You can certainly do that, but you will be paying the stream of payments, the $300 per month PLUS the $200 per month for service – So that doesn’t really work. If you want to purchase the copier from a competitor, they have to deal with the $200 a month for 6 months, because it is not their contract and they can’t forgive that. So they start off with a $1200 disadvantage.
The problem with taking the early upgrade is you fundamentally ensure there is no real competition in the deal because the new companies are at a severe financial disadvantage from the beginning because there is the existing contract – both equipment and maintenance to deal with. The current company only has to deal with the equipment.

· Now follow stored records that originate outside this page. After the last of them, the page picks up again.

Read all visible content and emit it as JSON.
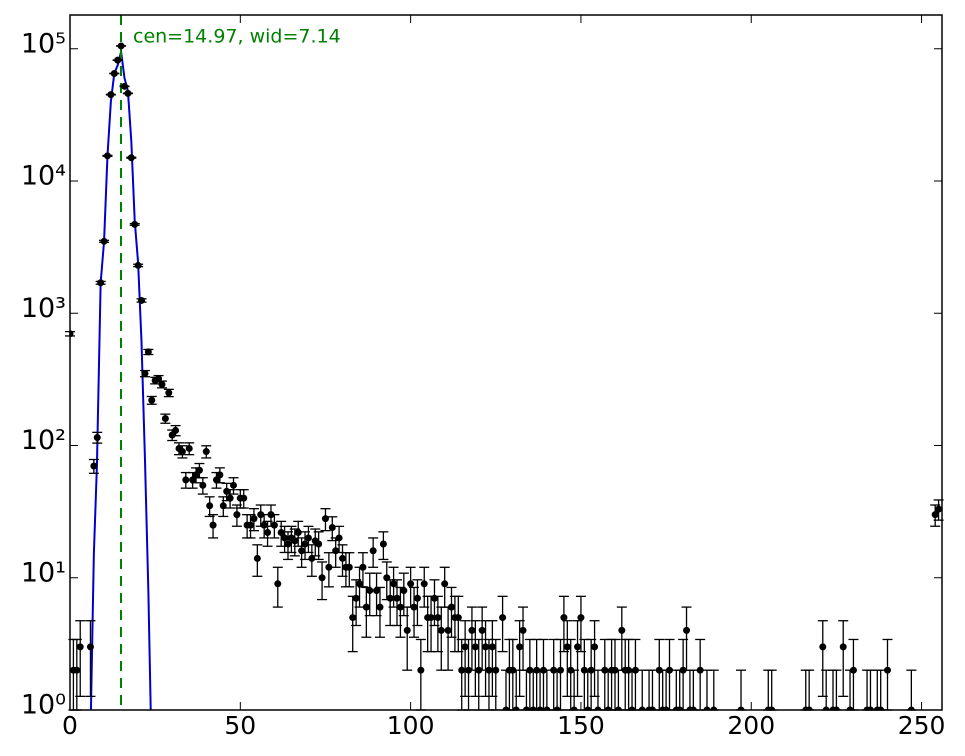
{
  "chart_data": {
    "type": "errorbar",
    "x": [
      0,
      1,
      2,
      3,
      6,
      7,
      8,
      9,
      10,
      11,
      12,
      13,
      14,
      15,
      16,
      17,
      18,
      19,
      20,
      21,
      22,
      23,
      24,
      25,
      26,
      27,
      28,
      29,
      30,
      31,
      32,
      33,
      34,
      35,
      36,
      37,
      38,
      39,
      40,
      41,
      42,
      43,
      44,
      45,
      46,
      47,
      48,
      49,
      50,
      51,
      52,
      53,
      54,
      55,
      56,
      57,
      58,
      59,
      60,
      61,
      62,
      63,
      64,
      65,
      66,
      67,
      68,
      69,
      70,
      71,
      72,
      73,
      74,
      75,
      76,
      77,
      78,
      79,
      80,
      81,
      82,
      83,
      84,
      85,
      86,
      87,
      88,
      89,
      90,
      91,
      92,
      93,
      94,
      95,
      96,
      97,
      98,
      99,
      100,
      101,
      102,
      103,
      104,
      105,
      106,
      107,
      108,
      109,
      110,
      111,
      112,
      113,
      114,
      115,
      116,
      117,
      118,
      119,
      120,
      121,
      122,
      123,
      124,
      125,
      127,
      128,
      129,
      130,
      131,
      132,
      133,
      134,
      135,
      136,
      137,
      138,
      139,
      140,
      142,
      143,
      144,
      145,
      146,
      147,
      148,
      149,
      150,
      151,
      152,
      153,
      154,
      155,
      157,
      158,
      159,
      160,
      161,
      162,
      163,
      164,
      165,
      166,
      168,
      170,
      171,
      173,
      174,
      175,
      176,
      178,
      179,
      180,
      181,
      182,
      183,
      185,
      187,
      189,
      197,
      205,
      206,
      216,
      217,
      221,
      222,
      224,
      225,
      227,
      229,
      230,
      234,
      235,
      237,
      238,
      240,
      247,
      254,
      255
    ],
    "values": [
      700,
      2,
      2,
      3,
      3,
      70,
      115,
      1700,
      3500,
      15500,
      45000,
      65000,
      82000,
      105000,
      52000,
      46000,
      15000,
      4700,
      2300,
      1250,
      350,
      510,
      220,
      310,
      320,
      290,
      160,
      250,
      120,
      130,
      95,
      90,
      55,
      95,
      55,
      60,
      65,
      50,
      90,
      35,
      25,
      55,
      60,
      35,
      45,
      40,
      50,
      30,
      40,
      40,
      25,
      25,
      28,
      14,
      30,
      25,
      22,
      30,
      25,
      9,
      22,
      20,
      18,
      20,
      19,
      22,
      16,
      18,
      20,
      14,
      19,
      18,
      10,
      28,
      12,
      24,
      16,
      20,
      14,
      12,
      12,
      5,
      7,
      9,
      12,
      6,
      8,
      16,
      8,
      6,
      18,
      10,
      7,
      9,
      7,
      6,
      8,
      4,
      9,
      6,
      7,
      2,
      9,
      5,
      5,
      7,
      5,
      4,
      9,
      4,
      6,
      5,
      5,
      2,
      3,
      2,
      4,
      3,
      2,
      4,
      3,
      2,
      3,
      2,
      5,
      1,
      2,
      2,
      1,
      3,
      4,
      1,
      2,
      1,
      2,
      1,
      2,
      1,
      2,
      1,
      2,
      5,
      3,
      2,
      1,
      3,
      5,
      2,
      1,
      2,
      3,
      1,
      2,
      1,
      2,
      2,
      1,
      4,
      2,
      2,
      1,
      2,
      1,
      1,
      1,
      2,
      1,
      1,
      2,
      1,
      1,
      2,
      4,
      1,
      1,
      2,
      1,
      1,
      1,
      1,
      1,
      1,
      1,
      3,
      1,
      1,
      1,
      3,
      1,
      2,
      1,
      1,
      1,
      1,
      2,
      1,
      30,
      33
    ],
    "color": "#000000",
    "fit": {
      "color": "#0000cc",
      "x": [
        6.15,
        7,
        7.9,
        9,
        10,
        11,
        12,
        13,
        14,
        15,
        16,
        17,
        18,
        19,
        20,
        21,
        22,
        23,
        23.7
      ],
      "values": [
        1,
        15,
        70,
        1700,
        3500,
        15500,
        40000,
        65000,
        75000,
        95000,
        60000,
        48000,
        20000,
        5000,
        2400,
        600,
        80,
        8,
        1
      ]
    },
    "vline": {
      "x": 14.97,
      "color": "#008000"
    },
    "annotation": "cen=14.97, wid=7.14",
    "xlim": [
      0,
      256
    ],
    "ylim": [
      1,
      180000
    ],
    "log_y": true,
    "xticks": [
      0,
      50,
      100,
      150,
      200,
      250
    ],
    "yticks": [
      {
        "value": 1,
        "label": "10⁰"
      },
      {
        "value": 10,
        "label": "10¹"
      },
      {
        "value": 100,
        "label": "10²"
      },
      {
        "value": 1000,
        "label": "10³"
      },
      {
        "value": 10000,
        "label": "10⁴"
      },
      {
        "value": 100000,
        "label": "10⁵"
      }
    ]
  }
}
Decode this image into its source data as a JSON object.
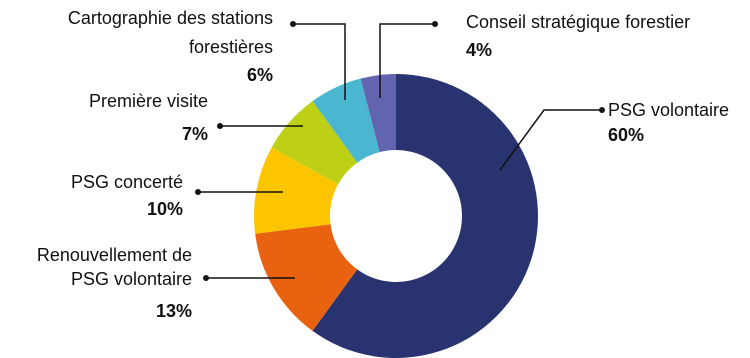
{
  "chart_data": {
    "type": "pie",
    "subtype": "donut",
    "categories": [
      "PSG volontaire",
      "Renouvellement de PSG volontaire",
      "PSG concerté",
      "Première visite",
      "Cartographie des stations forestières",
      "Conseil stratégique forestier"
    ],
    "values": [
      60,
      13,
      10,
      7,
      6,
      4
    ],
    "value_labels": [
      "60%",
      "13%",
      "10%",
      "7%",
      "6%",
      "4%"
    ],
    "colors": [
      "#283370",
      "#E8620F",
      "#FCC500",
      "#BDD016",
      "#4BB6CF",
      "#6264B0"
    ],
    "label_lines": [
      [
        "PSG volontaire"
      ],
      [
        "Renouvellement de",
        "PSG volontaire"
      ],
      [
        "PSG concerté"
      ],
      [
        "Première visite"
      ],
      [
        "Cartographie des stations",
        "forestières"
      ],
      [
        "Conseil stratégique forestier"
      ]
    ],
    "title": ""
  }
}
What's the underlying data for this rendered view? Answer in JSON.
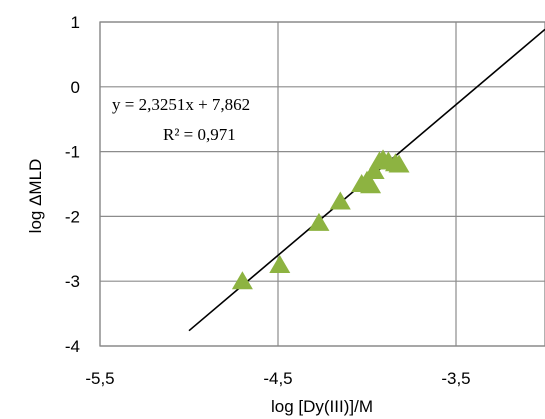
{
  "chart_data": {
    "type": "scatter",
    "xlabel": "log [Dy(III)]/M",
    "ylabel": "log ΔMLD",
    "xlim": [
      -5.5,
      -3.0
    ],
    "ylim": [
      -4,
      1
    ],
    "xticks": [
      "-5,5",
      "-4,5",
      "-3,5"
    ],
    "yticks": [
      "1",
      "0",
      "-1",
      "-2",
      "-3",
      "-4"
    ],
    "grid": true,
    "marker": "triangle",
    "marker_color": "#8db341",
    "series": [
      {
        "points": [
          {
            "x": -4.7,
            "y": -3.0
          },
          {
            "x": -4.49,
            "y": -2.75
          },
          {
            "x": -4.27,
            "y": -2.1
          },
          {
            "x": -4.15,
            "y": -1.77
          },
          {
            "x": -4.03,
            "y": -1.5
          },
          {
            "x": -4.0,
            "y": -1.45
          },
          {
            "x": -3.98,
            "y": -1.52
          },
          {
            "x": -3.96,
            "y": -1.3
          },
          {
            "x": -3.93,
            "y": -1.15
          },
          {
            "x": -3.91,
            "y": -1.12
          },
          {
            "x": -3.88,
            "y": -1.15
          },
          {
            "x": -3.84,
            "y": -1.18
          },
          {
            "x": -3.82,
            "y": -1.2
          }
        ]
      }
    ],
    "trendline": {
      "slope": 2.3251,
      "intercept": 7.862,
      "x_start": -5.0,
      "x_end": -3.0,
      "color": "#000000",
      "equation": "y = 2,3251x + 7,862",
      "r2": "R² = 0,971"
    }
  }
}
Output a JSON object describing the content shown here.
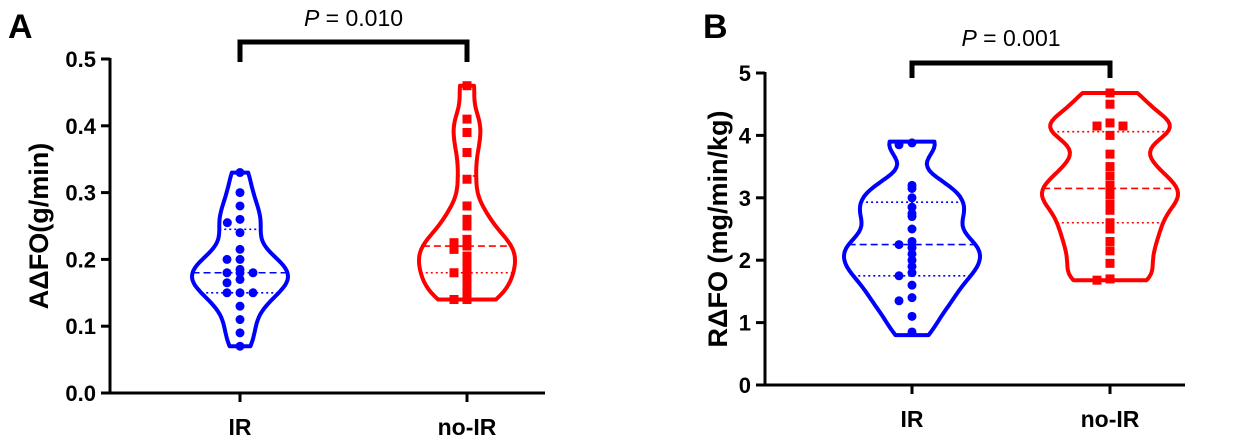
{
  "chart_data": [
    {
      "type": "violin",
      "panel_label": "A",
      "ylabel": "AΔFO(g/min)",
      "ylim": [
        0.0,
        0.5
      ],
      "yticks": [
        "0.0",
        "0.1",
        "0.2",
        "0.3",
        "0.4",
        "0.5"
      ],
      "categories": [
        "IR",
        "no-IR"
      ],
      "annotation": {
        "prefix": "P",
        "text": " = 0.010"
      },
      "series": [
        {
          "category": "IR",
          "color": "#0000ff",
          "marker": "circle",
          "median": 0.18,
          "q1": 0.15,
          "q3": 0.245,
          "min": 0.07,
          "max": 0.33,
          "points": [
            0.33,
            0.3,
            0.28,
            0.26,
            0.255,
            0.24,
            0.215,
            0.2,
            0.2,
            0.185,
            0.18,
            0.18,
            0.18,
            0.17,
            0.165,
            0.15,
            0.15,
            0.15,
            0.13,
            0.11,
            0.09,
            0.07
          ]
        },
        {
          "category": "no-IR",
          "color": "#ff0000",
          "marker": "square",
          "median": 0.22,
          "q1": 0.18,
          "q3": 0.325,
          "min": 0.14,
          "max": 0.46,
          "points": [
            0.46,
            0.41,
            0.39,
            0.36,
            0.32,
            0.28,
            0.26,
            0.25,
            0.23,
            0.225,
            0.22,
            0.215,
            0.205,
            0.2,
            0.19,
            0.18,
            0.18,
            0.17,
            0.16,
            0.15,
            0.14,
            0.14
          ]
        }
      ]
    },
    {
      "type": "violin",
      "panel_label": "B",
      "ylabel": "RΔFO (mg/min/kg)",
      "ylim": [
        0,
        5
      ],
      "yticks": [
        "0",
        "1",
        "2",
        "3",
        "4",
        "5"
      ],
      "categories": [
        "IR",
        "no-IR"
      ],
      "annotation": {
        "prefix": "P",
        "text": " = 0.001"
      },
      "series": [
        {
          "category": "IR",
          "color": "#0000ff",
          "marker": "circle",
          "median": 2.25,
          "q1": 1.75,
          "q3": 2.93,
          "min": 0.8,
          "max": 3.9,
          "points": [
            3.88,
            3.85,
            3.2,
            3.15,
            3.0,
            2.85,
            2.75,
            2.7,
            2.5,
            2.3,
            2.25,
            2.2,
            2.1,
            2.0,
            1.9,
            1.8,
            1.75,
            1.6,
            1.4,
            1.35,
            1.1,
            0.85
          ]
        },
        {
          "category": "no-IR",
          "color": "#ff0000",
          "marker": "square",
          "median": 3.15,
          "q1": 2.6,
          "q3": 4.06,
          "min": 1.68,
          "max": 4.68,
          "points": [
            4.68,
            4.5,
            4.2,
            4.15,
            4.15,
            4.0,
            3.7,
            3.5,
            3.35,
            3.2,
            3.1,
            3.05,
            2.9,
            2.8,
            2.6,
            2.5,
            2.3,
            2.15,
            1.95,
            1.7,
            1.68
          ]
        }
      ]
    }
  ]
}
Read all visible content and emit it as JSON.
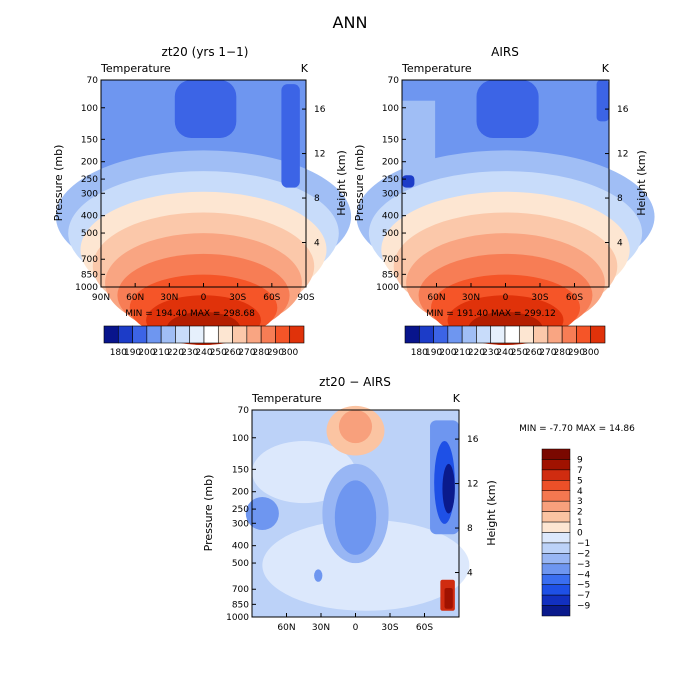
{
  "page_title": "ANN",
  "colors": {
    "temp_scale": [
      "#08148c",
      "#1c3cc8",
      "#3c64e6",
      "#6e96f0",
      "#a0bef5",
      "#c8dcfa",
      "#ffffff",
      "#fde6d2",
      "#fbc8aa",
      "#f9a582",
      "#f77d55",
      "#f55528",
      "#e0320a",
      "#b41e00",
      "#8c0f00"
    ],
    "diff_scale": [
      "#0a1a8c",
      "#1230c0",
      "#1e50e6",
      "#3a6ef0",
      "#6e96f0",
      "#98b6f4",
      "#bcd2f8",
      "#dce8fc",
      "#fde6d2",
      "#fbc4a2",
      "#f8a07c",
      "#f47850",
      "#ec5028",
      "#d02c10",
      "#a01200",
      "#7a0800"
    ]
  },
  "chart_data": [
    {
      "type": "heatmap",
      "title": "zt20 (yrs 1−1)",
      "subtitle_left": "Temperature",
      "subtitle_right": "K",
      "xlabel": "",
      "ylabel": "Pressure (mb)",
      "ylabel_right": "Height (km)",
      "x_ticks": [
        "90N",
        "60N",
        "30N",
        "0",
        "30S",
        "60S",
        "90S"
      ],
      "y_ticks": [
        "70",
        "100",
        "150",
        "200",
        "250",
        "300",
        "400",
        "500",
        "700",
        "850",
        "1000"
      ],
      "y_right_ticks": [
        "4",
        "8",
        "12",
        "16"
      ],
      "minmax": "MIN = 194.40   MAX = 298.68",
      "colorbar_labels": [
        "180",
        "190",
        "200",
        "210",
        "220",
        "230",
        "240",
        "250",
        "260",
        "270",
        "280",
        "290",
        "300"
      ],
      "min": 194.4,
      "max": 298.68
    },
    {
      "type": "heatmap",
      "title": "AIRS",
      "subtitle_left": "Temperature",
      "subtitle_right": "K",
      "xlabel": "",
      "ylabel": "Pressure (mb)",
      "ylabel_right": "Height (km)",
      "x_ticks": [
        "60N",
        "30N",
        "0",
        "30S",
        "60S"
      ],
      "y_ticks": [
        "70",
        "100",
        "150",
        "200",
        "250",
        "300",
        "400",
        "500",
        "700",
        "850",
        "1000"
      ],
      "y_right_ticks": [
        "4",
        "8",
        "12",
        "16"
      ],
      "minmax": "MIN = 191.40   MAX = 299.12",
      "colorbar_labels": [
        "180",
        "190",
        "200",
        "210",
        "220",
        "230",
        "240",
        "250",
        "260",
        "270",
        "280",
        "290",
        "300"
      ],
      "min": 191.4,
      "max": 299.12
    },
    {
      "type": "heatmap",
      "title": "zt20 − AIRS",
      "subtitle_left": "Temperature",
      "subtitle_right": "K",
      "xlabel": "",
      "ylabel": "Pressure (mb)",
      "ylabel_right": "Height (km)",
      "x_ticks": [
        "60N",
        "30N",
        "0",
        "30S",
        "60S"
      ],
      "y_ticks": [
        "70",
        "100",
        "150",
        "200",
        "250",
        "300",
        "400",
        "500",
        "700",
        "850",
        "1000"
      ],
      "y_right_ticks": [
        "4",
        "8",
        "12",
        "16"
      ],
      "minmax": "MIN =   -7.70   MAX =   14.86",
      "colorbar_labels": [
        "9",
        "7",
        "5",
        "4",
        "3",
        "2",
        "1",
        "0",
        "−1",
        "−2",
        "−3",
        "−4",
        "−5",
        "−7",
        "−9"
      ],
      "min": -7.7,
      "max": 14.86
    }
  ]
}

The best thing to do is to wait out the lease and get competitive quotes!
If you wait your 6 months (don’t forget to give notice of your intent not to renew or you’ll be stuck with the copier even longer… ) then when you are ready, everyone is on a level playing field so you can negotiate the best pricing. You aren’t financing a financed amount. Overall it is just a lot better because you can get 3 quotes where all three have a real chance to offer their best prices without having to subsidize 6 months remaining on an old lease.
If you just paid out the 6 months and said you were going to leave it on site, but you want to make sure you are getting the best deal where people can quote on a level playing field, you would find your current supplier’s pricing would suddenly become much more aggressive.